Quantitative modeling and assessment of CO2 storage in saline aquifers: A case study in Switzerland

Abstract

The global temperature rise necessitates urgent action to reduce greenhouse gas emissions, with Geological Carbon Storage (GCS) emerging as a promising strategy. GCS involves injecting CO${}_2$ into deep geological formations, particularly saline aquifers. However, ideal reservoir conditions, such as stable caprock and adequate storage capacity, are rare in regions like Switzerland. This study assesses the CO${}_2$ storage potential in the saline aquifer at Triemli, Switzerland, aiming to explore the feasibility of decentralized, small to medium-scale storage with multiple injection points in geologically unfavorable areas.

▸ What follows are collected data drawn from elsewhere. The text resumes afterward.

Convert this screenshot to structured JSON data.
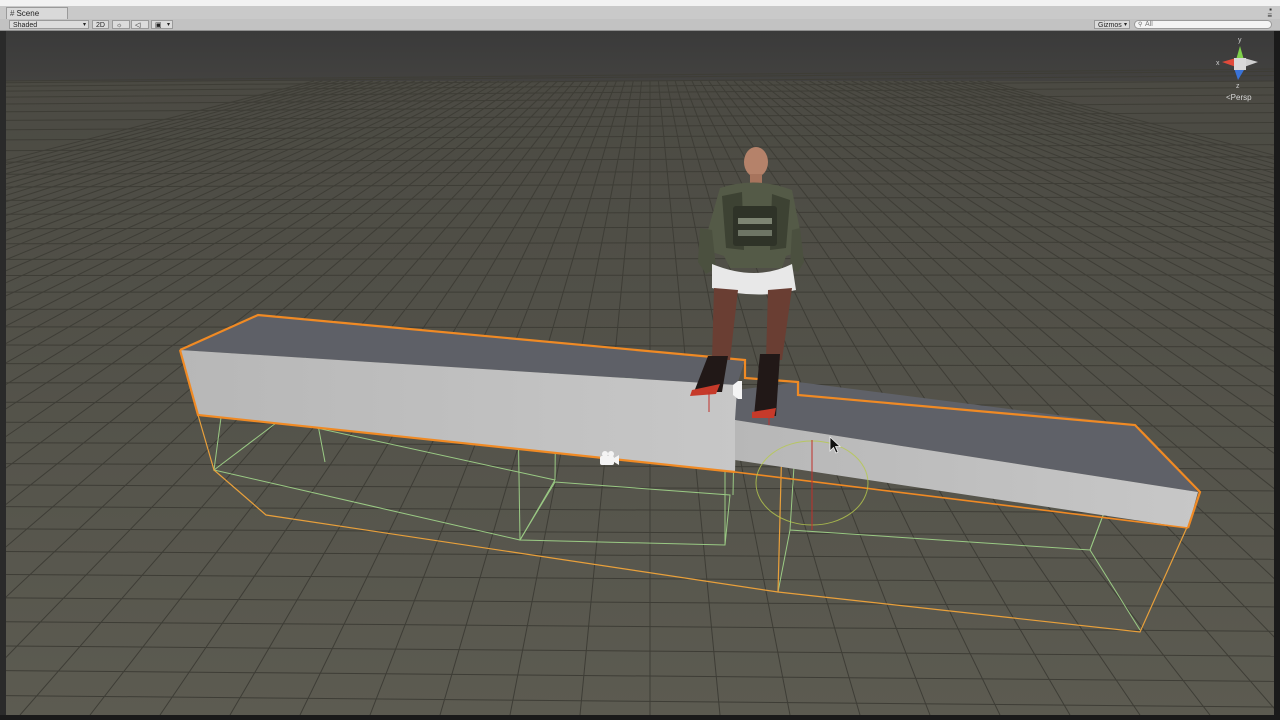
{
  "window": {
    "tab_label": "Scene",
    "minimize_label": "▪",
    "close_label": "≡"
  },
  "toolbar": {
    "shading_mode": "Shaded",
    "mode_2d": "2D",
    "lighting_icon": "sun-icon",
    "audio_icon": "speaker-icon",
    "effects_icon": "image-icon",
    "gizmos_label": "Gizmos",
    "search_placeholder": "All"
  },
  "gizmo": {
    "y_axis": "y",
    "x_axis": "x",
    "z_axis": "z",
    "projection": "Persp"
  },
  "colors": {
    "sky": "#3b3b3b",
    "ground": "#55544a",
    "grid_line": "#3f3e36",
    "selection_outline": "#f08a24",
    "collider_wire": "#9cd88a",
    "platform_top": "#5f6168",
    "platform_side": "#bebebe"
  }
}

Through numerical simulations, we investigate CO${}_2$ injection, migration, and long-term reservoir stability, bridging the gap between theoretical estimates and practical feasibility. Our findings highlight the potential of deep saline aquifers in the Swiss Molasse Basin and Folded Jura for CO${}_2$ storage, with the study area capable of storing approximately 2 million tons of CO${}_2$ over 30 years. Advanced injection techniques could increase this capacity to 3 million tons. These results underscore the importance of reservoir properties in optimizing CO${}_2$ storage and provide crucial insights for guiding future GCS efforts in Switzerland and beyond, supporting informed decision-making and the implementation of decentralized storage projects.